As Steve and Dot meet someone new, they hand them a business card which explains that they are volunteers for the Foundation Fighting Blindness. Dot also keeps a log with the name, address and notes on the people they meet.

“You just don’t know when you’re going to meet someone that is very generous, supportive, or even affected by a blinding disease,” says Steve. “The business card plants the seed and reminds them of us for when we send the letter.”

Steve and Dot start working on their letter writing campaign around January each year, which is several months before the June VisionWalk. A similar printed letter is used each year, but Dot always makes sure to write a handwritten, personal note, to every single person. Dot also handwrites all the addresses for another personal touch, which they think makes people more willing to open the mail, especially a new person they’ve just met.

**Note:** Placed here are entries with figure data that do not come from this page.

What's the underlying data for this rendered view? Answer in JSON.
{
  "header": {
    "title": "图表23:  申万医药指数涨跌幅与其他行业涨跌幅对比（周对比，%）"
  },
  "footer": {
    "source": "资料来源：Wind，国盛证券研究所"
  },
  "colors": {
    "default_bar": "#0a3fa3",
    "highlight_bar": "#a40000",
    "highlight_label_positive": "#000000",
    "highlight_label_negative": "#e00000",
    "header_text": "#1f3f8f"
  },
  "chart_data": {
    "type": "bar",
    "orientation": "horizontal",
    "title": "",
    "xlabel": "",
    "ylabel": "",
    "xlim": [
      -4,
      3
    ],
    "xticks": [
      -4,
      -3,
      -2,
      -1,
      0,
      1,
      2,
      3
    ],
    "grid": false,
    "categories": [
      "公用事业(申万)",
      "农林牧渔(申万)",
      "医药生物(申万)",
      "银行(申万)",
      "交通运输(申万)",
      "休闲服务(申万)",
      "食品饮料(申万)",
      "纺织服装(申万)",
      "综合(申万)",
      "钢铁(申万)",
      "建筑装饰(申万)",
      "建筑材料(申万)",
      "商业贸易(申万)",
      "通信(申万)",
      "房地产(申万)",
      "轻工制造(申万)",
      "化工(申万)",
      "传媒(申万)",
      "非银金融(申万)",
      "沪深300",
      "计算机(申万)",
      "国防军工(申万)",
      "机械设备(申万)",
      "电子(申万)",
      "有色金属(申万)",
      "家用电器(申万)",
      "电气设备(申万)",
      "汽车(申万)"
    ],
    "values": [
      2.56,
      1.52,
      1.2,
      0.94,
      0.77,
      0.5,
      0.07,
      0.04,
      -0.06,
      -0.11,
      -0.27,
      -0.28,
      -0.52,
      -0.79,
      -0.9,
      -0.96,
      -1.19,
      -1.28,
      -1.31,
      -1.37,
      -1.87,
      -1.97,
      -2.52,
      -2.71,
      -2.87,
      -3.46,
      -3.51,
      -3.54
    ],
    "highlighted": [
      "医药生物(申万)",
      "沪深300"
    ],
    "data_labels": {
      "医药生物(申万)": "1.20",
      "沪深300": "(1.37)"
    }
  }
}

“It takes quite a while to add the handwritten personal note to each letter, but I know so many people really appreciate it,” says Dot. “Adding a personal touch really makes a difference in helping us stand out. Each year I get notes back from people thanking us; it really makes you feel good to know that people are appreciating your effort.”

Steve and Dot Dutterer posing with the Baltimore VisionWalk event manager and a cookie cake for their fundraising efforts.

Steve and Dot Dutterer with the Baltimore VisionWalk event manager being recognized for the most money raised.

Steve and Dot are full of fundraising “tips and tricks.” They have included a challenge in their letter, offering to personally match donations up to a certain amount. They also send a second follow-up letter, as soon as the walk has passed, to those who haven’t contributed yet but have in the past years. They have found that this reminder really helps for those who want to give and have simply forgotten.

“Our letter writing campaign is unlike any other fundraiser because of the way we do it,” says Steve. “Most other VisionWalk participants that raise a lot have a large team and it’s a group effort, but we just have a large network of contributors and support.”

After 19 years of fundraising, Steve and Dot both agree they’ve learned a lot about themselves and the many people they may not have met if it weren’t for the letter campaign that they can now call their dear friends.

“Steve has taught me to just be open about sharing our story and the generosity of others always amazes me,” says Dot. “We couldn’t raise so much every year if it weren’t for the wonderful contributors we meet. They’re the important ones.”

As Steve reflects on his journey with RP and meeting so many new people over the years, his biggest fundraising advice is, “Don’t be afraid to share your story. Ask anyone and let them be the ones to say no, don’t say no for them.”

It’s undeniable that Steve and Dot together as a team, are unstoppable fundraisers. But their tremendous passion for the Foundation’s mission year after year shows truly how selfless they are.

“I don’t do all this for myself,” says Steve. “I’m 76 years old, so I do this to help others down the road, so they can see in their lifetime.”